Турецкий машинально кивал, разглядывая сквозь стеклянную стену, как, стремительно пересекая небольшой сквер перед заводоуправлением, совершенно умопомрачительная блондинка что-то на ходу объясняла какому-то типу. На типа «важняк» не обратил никакого внимания, но блондинка! Точеный идеальный профиль, фигурка, ножки от зубов. В ее летящей походке было что-то девственное, ускользающее от определения, понятное только взгляду.
– Что, хороша? – хмыкнул, проследив за его взглядом, Бутыгин. – Эх, годков бы двадцать скинуть! И между прочим, не только фигурка ого-го, еще и с головой все в порядке. Лемехова Ксения Александровна, глава ЗАО «Медея».
– Я должен с ней поговорить, – заявил Турецкий.
– Обязательно, – понимающе усмехнулся Эдуард Сидорович.
Лемехова как раз остановилась и, кивнув своему спутнику, направилась было к стоянке, но ее догнала молоденькая девушка с бумагами, очевидно секретарша, и Лемехова принялась что-то ей объяснять. Когда Турецкий подошел к ней, на него повеяло неизъяснимым ароматом, от которого почти что закружилась голова. Он представился и зачем-то ляпнул, что Бутыгин просит ее уделить ему, Турецкому, пару минут. Она была, кажется, недовольна, а он вообще перестал соображать и с преглупейшей улыбкой предложил угостить даму кофе.
– Хорошо, поехали, – согласилась она, одарив «важняка» неопределенным взглядом, в котором он прочел все что угодно, от полного равнодушия до ярой заинтересованности. Не было в нем, к удовольствию Турецкого, только насмешки.
Старый бабник! – осаживал он себя, топая за ней к ярко-желтому «фиату». Все равно тебе тут ничего не светит, сколько ни тужься, но глаз от ее аккуратной попки, обтянутой серой юбочкой, оторвать не мог.
– Куда прикажете? – справилась она, лихо выруливая за ворота.
– Да я, собственно, не знаю, выбирайте сами.
Она припарковалась у небольшого кафе:
– У меня неподалеку встреча через двадцать минут, как раз успеем выпить кофе.

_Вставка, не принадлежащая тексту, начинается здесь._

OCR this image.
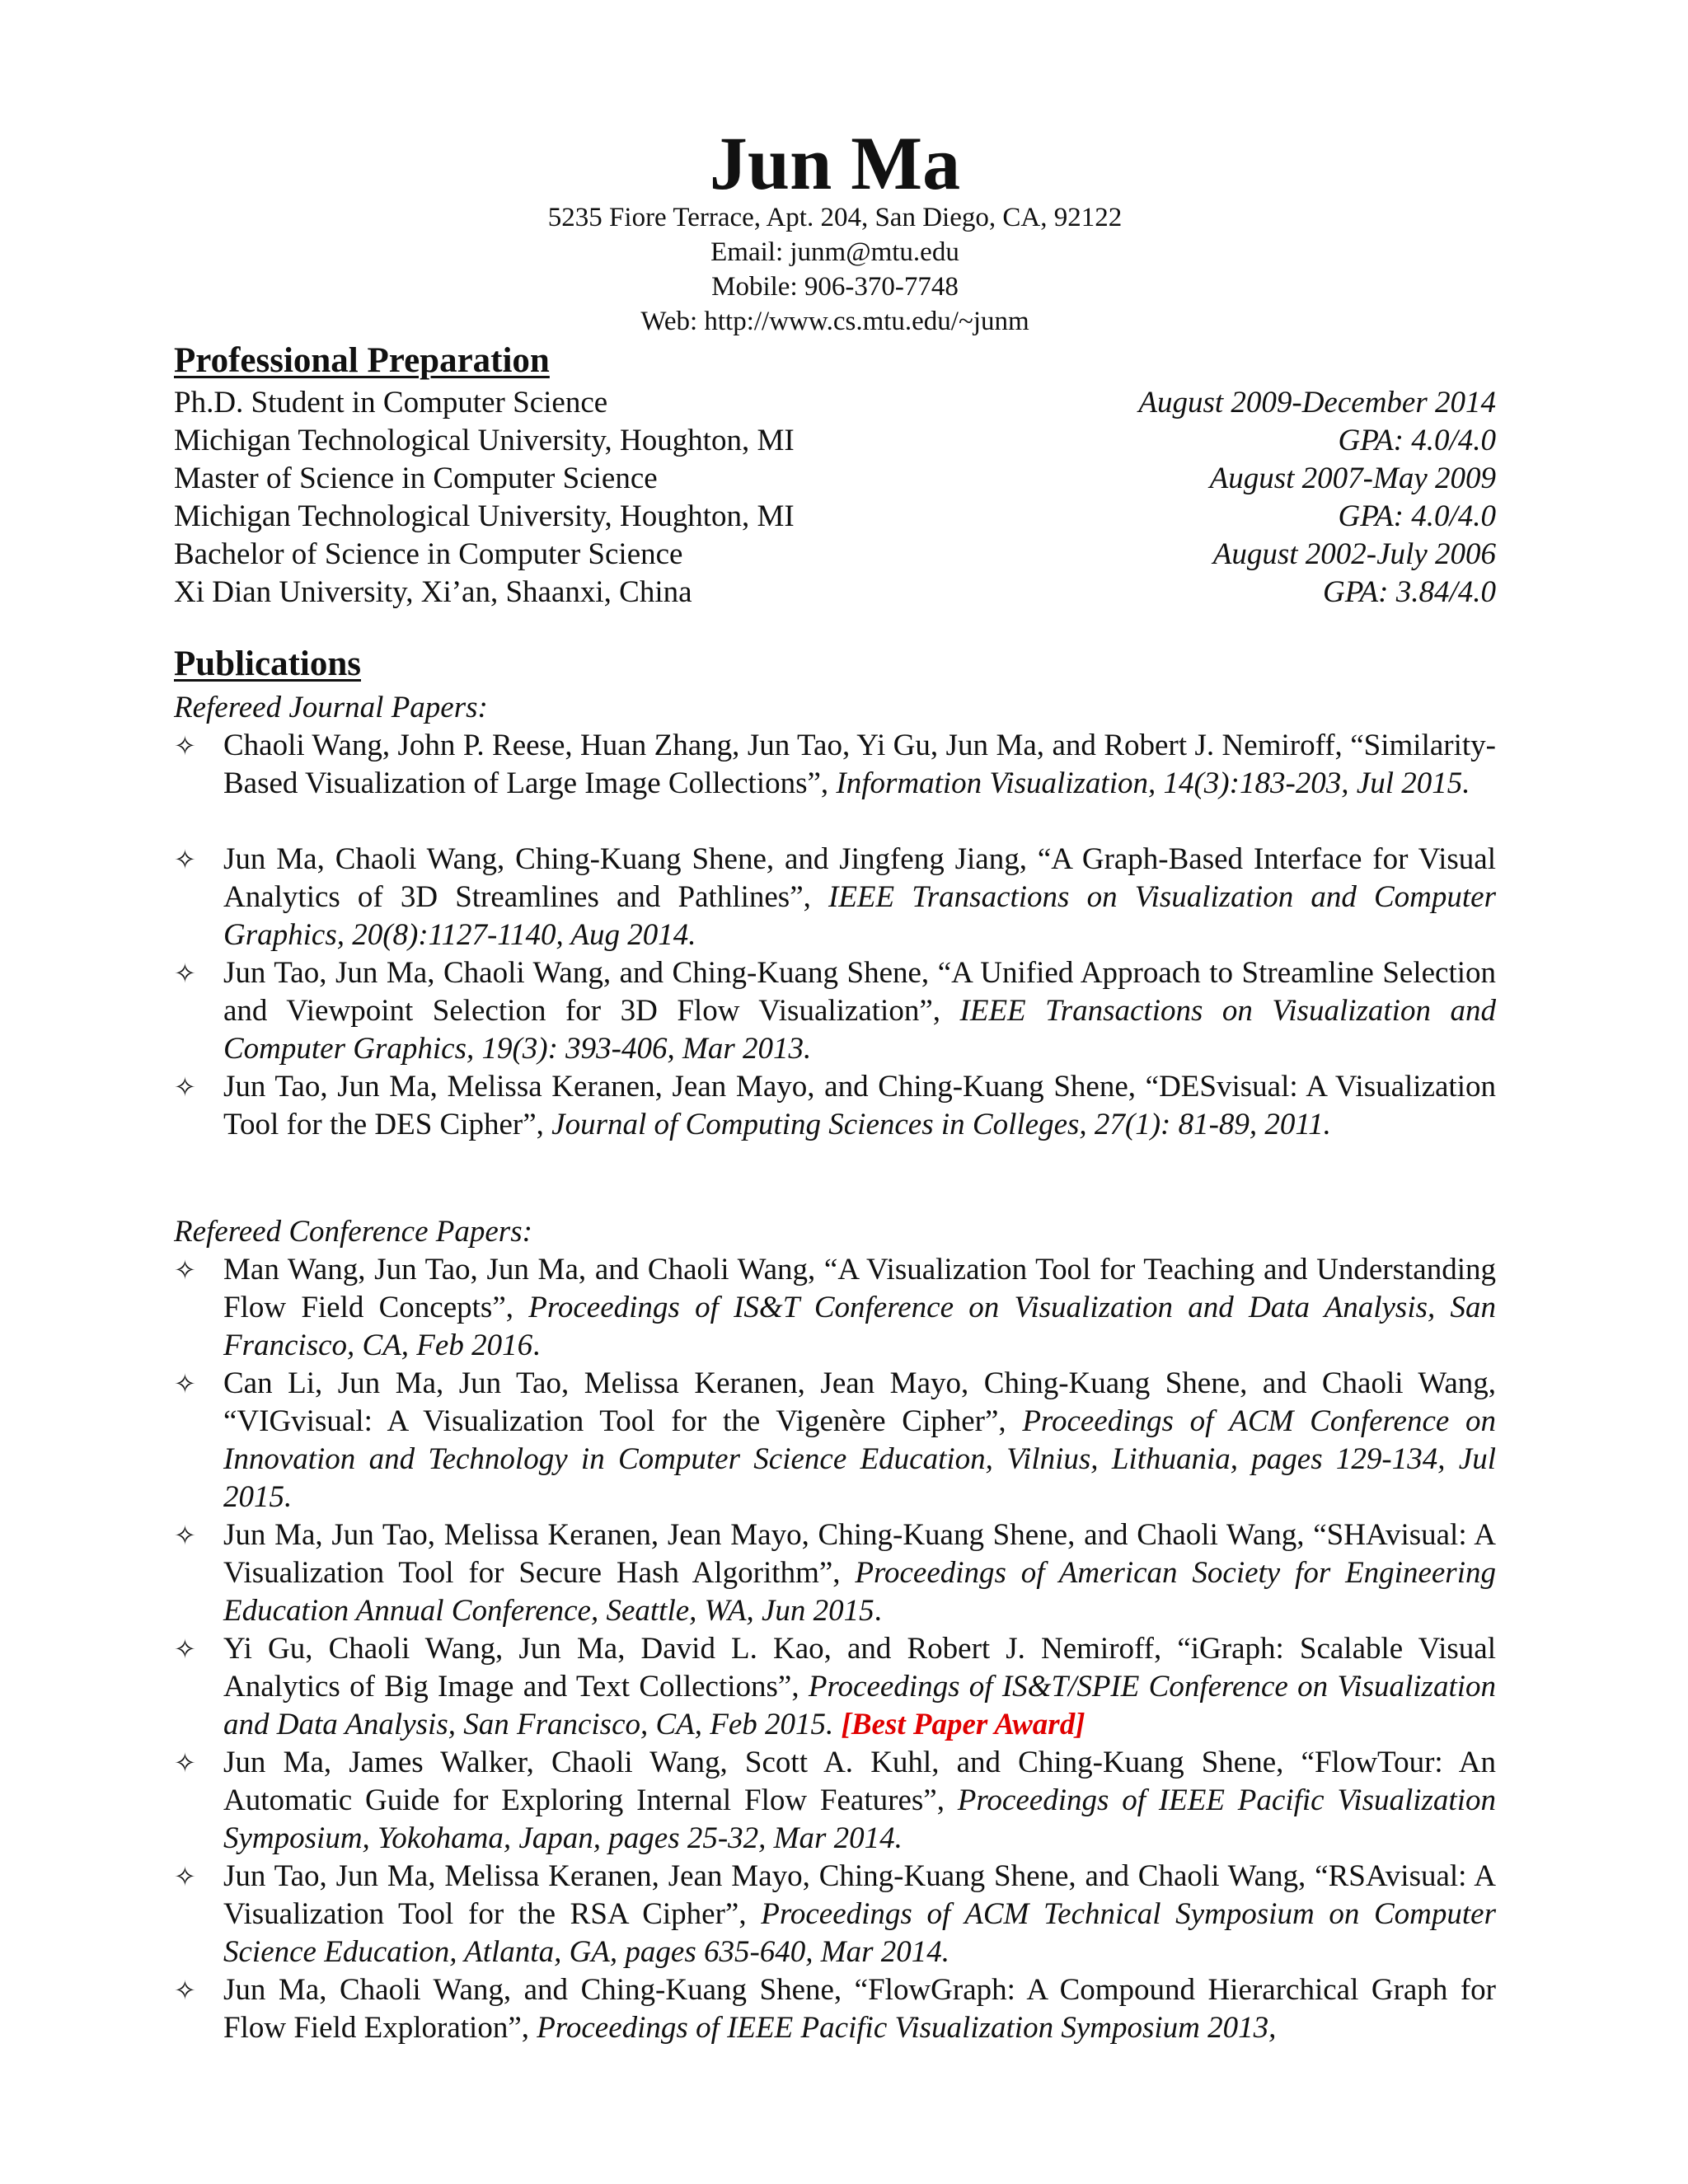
Jun Ma
5235 Fiore Terrace, Apt. 204, San Diego, CA, 92122
Email: junm@mtu.edu
Mobile: 906-370-7748
Web: http://www.cs.mtu.edu/~junm
Professional Preparation
Ph.D. Student in Computer Science	August 2009-December 2014
Michigan Technological University, Houghton, MI	GPA: 4.0/4.0
Master of Science in Computer Science	August 2007-May 2009
Michigan Technological University, Houghton, MI	GPA: 4.0/4.0
Bachelor of Science in Computer Science	August 2002-July 2006
Xi Dian University, Xi’an, Shaanxi, China	GPA: 3.84/4.0
Publications
Refereed Journal Papers:
✧ Chaoli Wang, John P. Reese, Huan Zhang, Jun Tao, Yi Gu, Jun Ma, and Robert J. Nemiroff, “Similarity-Based Visualization of Large Image Collections”, Information Visualization, 14(3):183-203, Jul 2015.
✧ Jun Ma, Chaoli Wang, Ching-Kuang Shene, and Jingfeng Jiang, “A Graph-Based Interface for Visual Analytics of 3D Streamlines and Pathlines”, IEEE Transactions on Visualization and Computer Graphics, 20(8):1127-1140, Aug 2014.
✧ Jun Tao, Jun Ma, Chaoli Wang, and Ching-Kuang Shene, “A Unified Approach to Streamline Selection and Viewpoint Selection for 3D Flow Visualization”, IEEE Transactions on Visualization and Computer Graphics, 19(3): 393-406, Mar 2013.
✧ Jun Tao, Jun Ma, Melissa Keranen, Jean Mayo, and Ching-Kuang Shene, “DESvisual: A Visualization Tool for the DES Cipher”, Journal of Computing Sciences in Colleges, 27(1): 81-89, 2011.
Refereed Conference Papers:
✧ Man Wang, Jun Tao, Jun Ma, and Chaoli Wang, “A Visualization Tool for Teaching and Understanding Flow Field Concepts”, Proceedings of IS&T Conference on Visualization and Data Analysis, San Francisco, CA, Feb 2016.
✧ Can Li, Jun Ma, Jun Tao, Melissa Keranen, Jean Mayo, Ching-Kuang Shene, and Chaoli Wang, “VIGvisual: A Visualization Tool for the Vigenère Cipher”, Proceedings of ACM Conference on Innovation and Technology in Computer Science Education, Vilnius, Lithuania, pages 129-134, Jul 2015.
✧ Jun Ma, Jun Tao, Melissa Keranen, Jean Mayo, Ching-Kuang Shene, and Chaoli Wang, “SHAvisual: A Visualization Tool for Secure Hash Algorithm”, Proceedings of American Society for Engineering Education Annual Conference, Seattle, WA, Jun 2015.
✧ Yi Gu, Chaoli Wang, Jun Ma, David L. Kao, and Robert J. Nemiroff, “iGraph: Scalable Visual Analytics of Big Image and Text Collections”, Proceedings of IS&T/SPIE Conference on Visualization and Data Analysis, San Francisco, CA, Feb 2015. [Best Paper Award]
✧ Jun Ma, James Walker, Chaoli Wang, Scott A. Kuhl, and Ching-Kuang Shene, “FlowTour: An Automatic Guide for Exploring Internal Flow Features”, Proceedings of IEEE Pacific Visualization Symposium, Yokohama, Japan, pages 25-32, Mar 2014.
✧ Jun Tao, Jun Ma, Melissa Keranen, Jean Mayo, Ching-Kuang Shene, and Chaoli Wang, “RSAvisual: A Visualization Tool for the RSA Cipher”, Proceedings of ACM Technical Symposium on Computer Science Education, Atlanta, GA, pages 635-640, Mar 2014.
✧ Jun Ma, Chaoli Wang, and Ching-Kuang Shene, “FlowGraph: A Compound Hierarchical Graph for Flow Field Exploration”, Proceedings of IEEE Pacific Visualization Symposium 2013,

Состоявшийся разговор Турецкий помнил очень смутно. Лемехова, кажется, говорила, что Вершинин был замечательным, очень справедливым человеком, что он принял соломоново решение, что Турецкому обязательно надо поговорить с Друбичем, тем самым типом, что был с ней в сквере и на которого Турецкий даже не посмотрел. Потом она упорхнула, а Турецкий заказал коньяк, чтобы взбодриться и прийти в себя.
5 сентября. Н. И. Яковлев
Яковлев с Артузом стояли на лестничной площадке двенадцатиэтажного дома на улице Лейтенанта Шмидта. Из квартиры, к которой они прислушивались, доносились шум и звон. Артуз, обнюхав пыльный дерматин двери, не проявил никакого интереса и опустил свое мощное, одинаковое в бедрах, грудной клетке и плечах тело на пол, с явным сомнением воззрившись на хозяина, как бы вопрошая: «А ты уверен, Николай Иванович?»